If $1,000.00 is deposited into an account paying 3% interest compounded annually (at the end of each year), how much money is in the account after 5 years? (Round to the nearest cent.) I cannot remeber the formula for this problem can you help
Amount = principal( 1+i)^n
where i is the interest rate per period expressed as a decimal, and n is the number of interest periods
for yours i = .03
n = 5
Amount = 1000(1.03)^5
= ....
ahhh, just read your question again.
I think your are saying that $1000 is deposited EACH year for 5 years
Amount = deposit [1.03^5 - 1]/.03
= 5309.14
Absolutely! The formula you need for this problem is called the compound interest formula. It can be written as:
A = P(1 + r/n)^(nt)
Where:
A is the final amount of money in the account.
P is the principal amount (the initial deposit).
r is the annual interest rate (expressed as a decimal).
n is the number of times the interest is compounded per year.
t is the number of years.
In your case, the principal amount is $1,000, the annual interest rate is 3% (or 0.03 as a decimal), the interest is compounded annually (so n = 1), and the number of years is 5.

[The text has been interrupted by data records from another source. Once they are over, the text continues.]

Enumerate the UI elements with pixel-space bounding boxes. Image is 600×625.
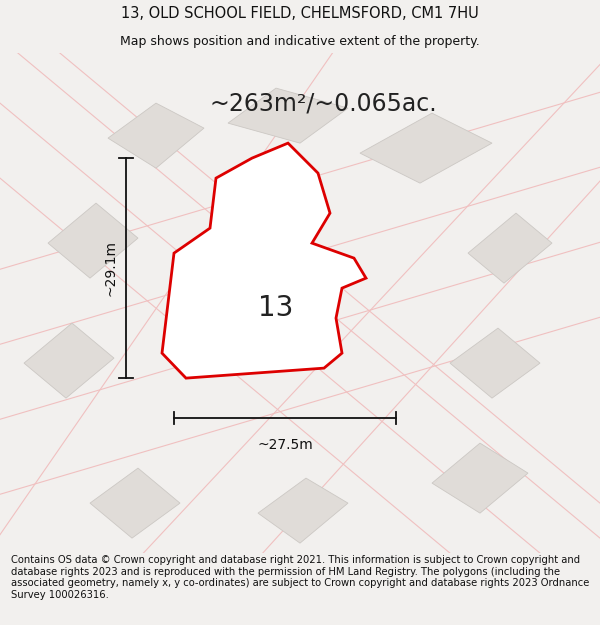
- Polygon shape: [162, 143, 366, 378]
- Polygon shape: [108, 103, 204, 168]
- Polygon shape: [90, 468, 180, 538]
- Polygon shape: [258, 478, 348, 543]
- Polygon shape: [468, 213, 552, 283]
- Text: ~29.1m: ~29.1m: [104, 240, 118, 296]
- Text: Map shows position and indicative extent of the property.: Map shows position and indicative extent…: [120, 35, 480, 48]
- Text: 13: 13: [259, 294, 293, 322]
- Text: ~263m²/~0.065ac.: ~263m²/~0.065ac.: [210, 91, 437, 115]
- Text: ~27.5m: ~27.5m: [257, 438, 313, 452]
- Polygon shape: [432, 443, 528, 513]
- Polygon shape: [24, 323, 114, 398]
- Polygon shape: [252, 258, 324, 318]
- Text: 13, OLD SCHOOL FIELD, CHELMSFORD, CM1 7HU: 13, OLD SCHOOL FIELD, CHELMSFORD, CM1 7H…: [121, 6, 479, 21]
- Polygon shape: [360, 113, 492, 183]
- Polygon shape: [450, 328, 540, 398]
- Polygon shape: [228, 88, 348, 143]
- Polygon shape: [48, 203, 138, 278]
- Text: Contains OS data © Crown copyright and database right 2021. This information is : Contains OS data © Crown copyright and d…: [11, 555, 589, 600]
- Polygon shape: [222, 303, 330, 363]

Now let's plug these values into the formula and calculate the final amount:
A = 1000(1 + 0.03/1)^(1*5)
First, simplify the expression inside the parentheses:
A = 1000(1.03)^5
Next, calculate the value inside the parentheses:
A = 1000(1.159274)
Finally, multiply the principal amount by the value inside the parentheses:
A ≈ $1,159.27
Therefore, after 5 years, the account will have approximately $1,159.27.